Singapore Airlines reported on Thursday that its fiscal first quarter net profit tumbled 58.7 percent on-year to S$139.6 million as fuel prices climbed in the quarter and amid year-earlier one-off items.
Excluding the one-off items in the prior year, group net profit would have fallen by $53 million, or 27.5 percent, it said.
Fuel costs at the group level climbed to S$1.079 billion in the quarter ended 30 June, up from S$925.7 million in the year-earlier quarter on a 39.3 percent increase in the average fuel price, the company said in an SGX filing after the market close on Thursday. Half of the increase was alleviated by hedging gains of S$158 million, compared with hedging losses a year earlier, it said.
Other costs also rose by S$38 million, or 1.5 percent, in the quarter, partly on the expansion of SilkAir and Scoot, it said.
The SIA Group’s operating profit for the fiscal first quarter was S$193 million, down 52.3 percent from the results for the year-earlier quarter, which were restated due to accounting rule changes, the filing said. It noted that the year-earlier quarter included non-recurring revenue of S$175 million related to KrisFlyer breakage rate adjustments and compensation for changes in aircraft delivery.
Excluding the non-recurring items, operating profit for the quarter would have fallen 16.1 percent on-year, the filing said.

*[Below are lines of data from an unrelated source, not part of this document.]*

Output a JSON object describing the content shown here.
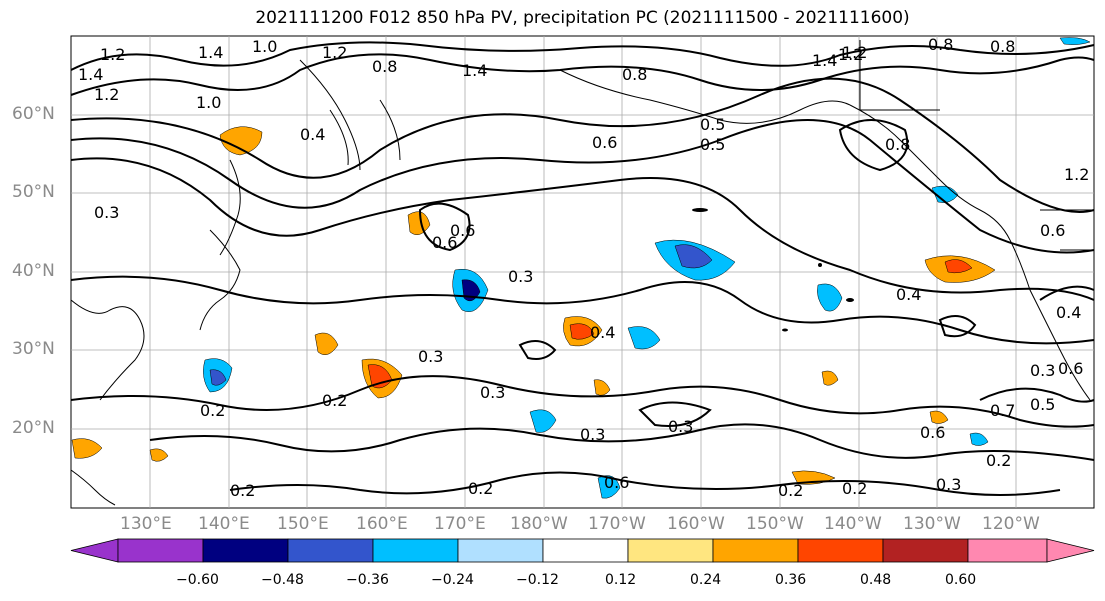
{
  "title": "2021111200 F012 850 hPa PV, precipitation PC (2021111500 - 2021111600)",
  "map": {
    "lat_labels": [
      "60°N",
      "50°N",
      "40°N",
      "30°N",
      "20°N"
    ],
    "lon_labels": [
      "130°E",
      "140°E",
      "150°E",
      "160°E",
      "170°E",
      "180°W",
      "170°W",
      "160°W",
      "150°W",
      "140°W",
      "130°W",
      "120°W"
    ],
    "contour_labels": [
      "1.4",
      "1.2",
      "1.4",
      "1.0",
      "1.2",
      "0.8",
      "1.4",
      "1.2",
      "0.8",
      "0.6",
      "0.8",
      "1.4",
      "1.2",
      "0.8",
      "0.4",
      "0.3",
      "0.6",
      "1.0",
      "0.5",
      "0.8",
      "1.2",
      "0.3",
      "0.6",
      "0.5",
      "0.6",
      "0.3",
      "0.4",
      "0.4",
      "0.4",
      "0.3",
      "0.2",
      "0.3",
      "0.2",
      "0.3",
      "0.3",
      "0.6",
      "0.7",
      "0.5",
      "0.2",
      "0.2",
      "0.2",
      "0.2",
      "0.2",
      "0.3",
      "0.6",
      "1.2",
      "0.6"
    ]
  },
  "colorbar": {
    "colors": [
      "#9933cc",
      "#000080",
      "#3355cc",
      "#00bfff",
      "#b0e0ff",
      "#ffffff",
      "#ffe680",
      "#ffa500",
      "#ff4500",
      "#b22222",
      "#ff88b0"
    ],
    "tick_labels": [
      "−0.60",
      "−0.48",
      "−0.36",
      "−0.24",
      "−0.12",
      "0.12",
      "0.24",
      "0.36",
      "0.48",
      "0.60"
    ]
  }
}
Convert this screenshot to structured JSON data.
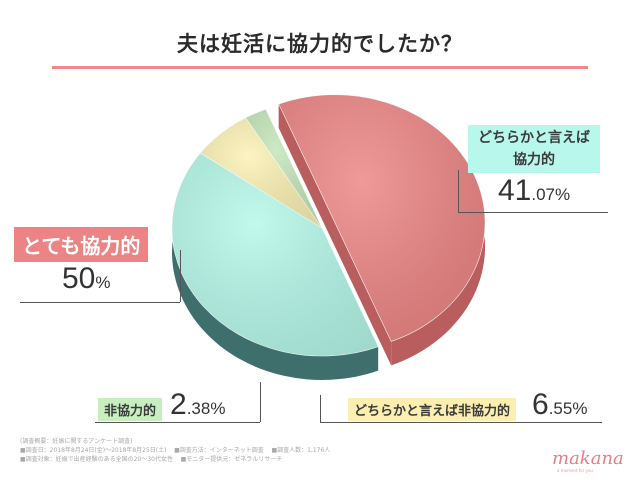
{
  "title": "夫は妊活に協力的でしたか？",
  "labels": {
    "very": "とても協力的",
    "some_line1": "どちらかと言えば",
    "some_line2": "協力的",
    "not": "非協力的",
    "somewhat_not": "どちらかと言えば非協力的"
  },
  "values": {
    "very_big": "50",
    "very_unit": "%",
    "some_big": "41",
    "some_small": ".07%",
    "not_big": "2",
    "not_small": ".38%",
    "somewhat_not_big": "6",
    "somewhat_not_small": ".55%"
  },
  "notes": {
    "line1": "(調査概要：妊娠に関するアンケート調査)",
    "line2a": "■調査日：2018年8月24日(金)〜2018年8月25日(土)",
    "line2b": "■調査方法：インターネット調査",
    "line2c": "■調査人数：1,176人",
    "line3a": "■調査対象：妊娠で出産経験のある全国の20〜30代女性",
    "line3b": "■モニター提供元：ゼネラルリサーチ"
  },
  "logo": {
    "name": "makana",
    "tagline": "a moment for you"
  },
  "chart_data": {
    "type": "pie",
    "title": "夫は妊活に協力的でしたか？",
    "categories": [
      "とても協力的",
      "どちらかと言えば協力的",
      "どちらかと言えば非協力的",
      "非協力的"
    ],
    "values": [
      50,
      41.07,
      6.55,
      2.38
    ],
    "unit": "%",
    "colors": [
      "#ec8584",
      "#b5f8e9",
      "#fbf1b4",
      "#c3e6b8"
    ],
    "side_colors": [
      "#b95d5e",
      "#3f6f6c",
      "#c2a86a",
      "#6f9163"
    ]
  }
}
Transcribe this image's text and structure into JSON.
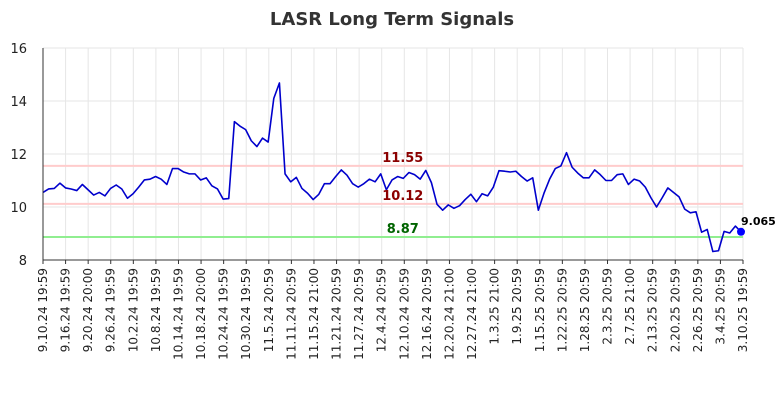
{
  "chart_data": {
    "type": "line",
    "title": "LASR Long Term Signals",
    "xlabel": "",
    "ylabel": "",
    "ylim": [
      8,
      16
    ],
    "yticks": [
      "8",
      "10",
      "12",
      "14",
      "16"
    ],
    "grid": true,
    "x_tick_labels": [
      "9.10.24 19:59",
      "9.16.24 19:59",
      "9.20.24 20:00",
      "9.26.24 19:59",
      "10.2.24 19:59",
      "10.8.24 19:59",
      "10.14.24 19:59",
      "10.18.24 20:00",
      "10.24.24 19:59",
      "10.30.24 19:59",
      "11.5.24 20:59",
      "11.11.24 20:59",
      "11.15.24 21:00",
      "11.21.24 20:59",
      "11.27.24 20:59",
      "12.4.24 20:59",
      "12.10.24 20:59",
      "12.16.24 20:59",
      "12.20.24 21:00",
      "12.27.24 21:00",
      "1.3.25 21:00",
      "1.9.25 20:59",
      "1.15.25 20:59",
      "1.22.25 20:59",
      "1.28.25 20:59",
      "2.3.25 20:59",
      "2.7.25 21:00",
      "2.13.25 20:59",
      "2.20.25 20:59",
      "2.26.25 20:59",
      "3.4.25 20:59",
      "3.10.25 19:59"
    ],
    "series": [
      {
        "color": "#0000cc",
        "values": [
          10.55,
          10.68,
          10.7,
          10.9,
          10.72,
          10.68,
          10.62,
          10.85,
          10.65,
          10.45,
          10.55,
          10.42,
          10.7,
          10.83,
          10.68,
          10.33,
          10.5,
          10.75,
          11.02,
          11.05,
          11.15,
          11.05,
          10.85,
          11.45,
          11.45,
          11.32,
          11.25,
          11.25,
          11.02,
          11.1,
          10.8,
          10.68,
          10.3,
          10.32,
          13.22,
          13.05,
          12.92,
          12.5,
          12.28,
          12.6,
          12.45,
          14.1,
          14.68,
          11.25,
          10.95,
          11.12,
          10.7,
          10.52,
          10.28,
          10.48,
          10.88,
          10.88,
          11.15,
          11.4,
          11.2,
          10.88,
          10.75,
          10.88,
          11.05,
          10.95,
          11.25,
          10.65,
          11.02,
          11.15,
          11.08,
          11.3,
          11.22,
          11.05,
          11.38,
          10.92,
          10.1,
          9.88,
          10.08,
          9.95,
          10.05,
          10.28,
          10.48,
          10.2,
          10.5,
          10.42,
          10.75,
          11.37,
          11.35,
          11.32,
          11.35,
          11.15,
          10.98,
          11.1,
          9.88,
          10.52,
          11.05,
          11.45,
          11.55,
          12.05,
          11.5,
          11.28,
          11.1,
          11.1,
          11.4,
          11.22,
          11.0,
          11.0,
          11.22,
          11.25,
          10.85,
          11.05,
          10.98,
          10.75,
          10.35,
          10.0,
          10.35,
          10.72,
          10.55,
          10.38,
          9.92,
          9.78,
          9.82,
          9.05,
          9.15,
          8.32,
          8.35,
          9.08,
          9.02,
          9.28,
          9.065
        ]
      }
    ],
    "horizontal_lines": [
      {
        "value": 11.55,
        "label": "11.55",
        "line_color": "#ffcccc",
        "label_color": "#8b0000"
      },
      {
        "value": 10.12,
        "label": "10.12",
        "line_color": "#ffcccc",
        "label_color": "#8b0000"
      },
      {
        "value": 8.87,
        "label": "8.87",
        "line_color": "#90ee90",
        "label_color": "#006400"
      }
    ],
    "last_value": {
      "value": 9.065,
      "label": "9.065",
      "color": "#0000ff"
    }
  }
}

UOB KayHian had estimated that SIA’s net profit would fall 61.7 percent on-year to S$90.0 million, with total operating profit of S$109.4 million, down 61.0 percent on-year. Maybank KimEng had estimated fiscal first quarter core net profit of S$251 million, up 39 percent on-year.

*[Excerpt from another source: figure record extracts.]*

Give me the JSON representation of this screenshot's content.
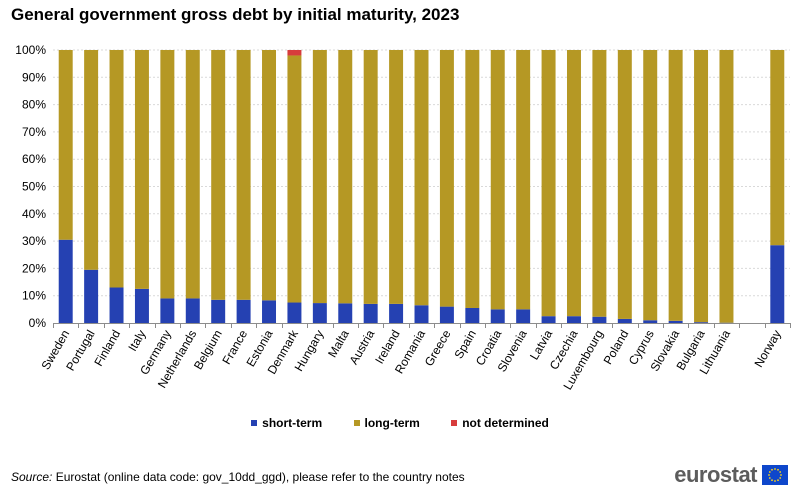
{
  "chart_data": {
    "type": "bar",
    "stacked": true,
    "title": "General government gross debt by initial maturity, 2023",
    "categories": [
      "Sweden",
      "Portugal",
      "Finland",
      "Italy",
      "Germany",
      "Netherlands",
      "Belgium",
      "France",
      "Estonia",
      "Denmark",
      "Hungary",
      "Malta",
      "Austria",
      "Ireland",
      "Romania",
      "Greece",
      "Spain",
      "Croatia",
      "Slovenia",
      "Latvia",
      "Czechia",
      "Luxembourg",
      "Poland",
      "Cyprus",
      "Slovakia",
      "Bulgaria",
      "Lithuania",
      "",
      "Norway"
    ],
    "series": [
      {
        "name": "short-term",
        "color": "#2541b2",
        "values": [
          30.5,
          19.5,
          13,
          12.5,
          9,
          9,
          8.5,
          8.5,
          8.3,
          7.5,
          7.3,
          7.2,
          7,
          7,
          6.5,
          6,
          5.5,
          5,
          5,
          2.5,
          2.5,
          2.3,
          1.5,
          1,
          0.8,
          0.3,
          0.1,
          null,
          28.5
        ]
      },
      {
        "name": "long-term",
        "color": "#b59824",
        "values": [
          69.5,
          80.5,
          87,
          87.5,
          91,
          91,
          91.5,
          91.5,
          91.7,
          90.5,
          92.7,
          92.8,
          93,
          93,
          93.5,
          94,
          94.5,
          95,
          95,
          97.5,
          97.5,
          97.7,
          98.5,
          99,
          99.2,
          99.7,
          99.9,
          null,
          71.5
        ]
      },
      {
        "name": "not determined",
        "color": "#d73c3c",
        "values": [
          0,
          0,
          0,
          0,
          0,
          0,
          0,
          0,
          0,
          2,
          0,
          0,
          0,
          0,
          0,
          0,
          0,
          0,
          0,
          0,
          0,
          0,
          0,
          0,
          0,
          0,
          0,
          null,
          0
        ]
      }
    ],
    "ylim": [
      0,
      100
    ],
    "yticks": [
      "0%",
      "10%",
      "20%",
      "30%",
      "40%",
      "50%",
      "60%",
      "70%",
      "80%",
      "90%",
      "100%"
    ],
    "grid": true,
    "legend": "bottom"
  },
  "title": "General government gross debt by initial maturity, 2023",
  "legend": {
    "short": "short-term",
    "long": "long-term",
    "nd": "not determined"
  },
  "source": {
    "label": "Source:",
    "text": " Eurostat (online data code: gov_10dd_ggd), please refer to the country notes"
  },
  "logo": {
    "text": "eurostat"
  },
  "colors": {
    "short": "#2541b2",
    "long": "#b59824",
    "nd": "#d73c3c",
    "grid": "#d9d9d9",
    "brand": "#0e47cb"
  }
}
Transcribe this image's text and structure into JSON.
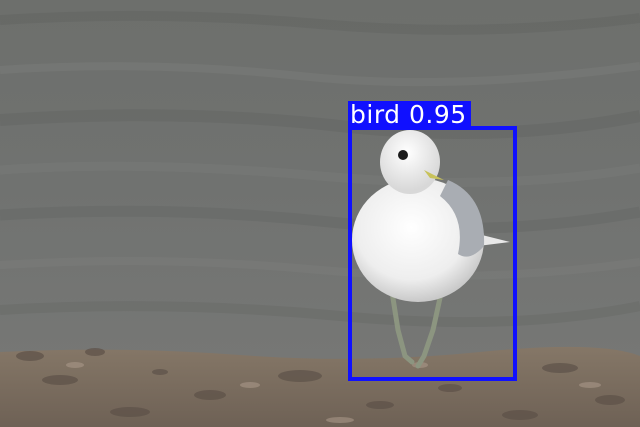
{
  "detections": [
    {
      "label": "bird 0.95",
      "class": "bird",
      "confidence": 0.95
    }
  ],
  "colors": {
    "box": "#1010ff",
    "label_text": "#ffffff",
    "water": "#6f716f",
    "sand": "#7a6c5e"
  }
}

Group revenue for the quarter was S$3.844 billion, down 0.5 percent on-year, or by S$20 million, as the rise by S$178 million in passenger and cargo flown revenue offset the year-earlier non-recurring items, while the engineering services segment’s contribution fell by S$19 million on-year on lower airframe and line maintenance activities, it said.

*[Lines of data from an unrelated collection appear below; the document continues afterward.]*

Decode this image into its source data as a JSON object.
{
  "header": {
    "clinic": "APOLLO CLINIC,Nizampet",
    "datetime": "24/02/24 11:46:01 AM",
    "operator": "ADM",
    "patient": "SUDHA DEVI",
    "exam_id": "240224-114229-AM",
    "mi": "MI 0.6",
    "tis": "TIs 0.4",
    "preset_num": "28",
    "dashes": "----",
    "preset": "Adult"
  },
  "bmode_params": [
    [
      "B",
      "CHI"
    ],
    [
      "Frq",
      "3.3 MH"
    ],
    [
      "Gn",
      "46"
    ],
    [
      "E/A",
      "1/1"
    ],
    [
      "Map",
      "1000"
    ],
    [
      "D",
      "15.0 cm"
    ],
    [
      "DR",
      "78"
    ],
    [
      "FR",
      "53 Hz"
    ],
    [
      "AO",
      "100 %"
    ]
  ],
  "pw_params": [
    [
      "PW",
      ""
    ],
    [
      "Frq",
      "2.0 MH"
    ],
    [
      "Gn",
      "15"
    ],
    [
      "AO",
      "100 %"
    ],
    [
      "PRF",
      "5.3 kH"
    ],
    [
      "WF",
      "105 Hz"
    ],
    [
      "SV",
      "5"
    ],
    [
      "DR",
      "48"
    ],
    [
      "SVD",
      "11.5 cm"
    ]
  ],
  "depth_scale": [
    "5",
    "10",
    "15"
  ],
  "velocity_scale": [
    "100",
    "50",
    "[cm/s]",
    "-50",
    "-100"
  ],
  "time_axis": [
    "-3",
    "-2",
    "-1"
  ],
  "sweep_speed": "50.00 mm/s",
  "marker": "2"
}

The increase in passenger-flown revenue was on an 8.3 percent traffic increase, amid a 3.2 percent decline in passenger yield, while cargo flown revenue rose 6.0 percent on-year, or by S$30 million, despite a 3.5 percent decline in loads carried as cargo yield rose 9.9 percent, it said.
Among the group’s carriers, operating profit for the parent airline company fell 51 percent on-year in the quarter S$181 million on the absence of the year-earlier non-recurring revenue and as higher flown revenue, which rose by S$117 million, was eroded by higher net fuel costs, it said.
SilkAir reported an operating profit of just S$200,000 in the first quarter, down from S$8 million in the year-ago quarter, even as total revenue rose by S$12 million, or 5.0 percent, as a 15.3 percent increase in passenger carriage was partly offset by a 10.3 percent yield contraction, it said.
Scoot’s operating profit dropped by two-thirds to S$1 million in the quarter, from S$3 million in the year-earlier quarter as passenger traffic growth of 17.1 percent, which contributed to a S$58 million revenue increase, partly offset by a 1.8 percent yield decline and by a expenditure rising by S$60 million, or 16.7 percent, on higher net fuel costs and expanded operation capacity, it said.
SIA Engineering’s operating profit for the quarter fell to S$10 million, down by S$9 million on-year, mainly on lower airframe and fleet
management activities, it said, noting the decline was partly offset by foreign exchange gains, compared with losses a year-earlier, and by lower subcontract services costs.
In its outlook statement, the airline was cautious.
“Passenger traffic is expected to grow in the coming months, although competition in key operating markets persists. Costs remain under pressure, especially from higher fuel prices,” it said. “Cargo demand in the near term is steady despite concerns over global trade tensions, the escalation of which could potentially have a longer-term impact on air cargo demand.”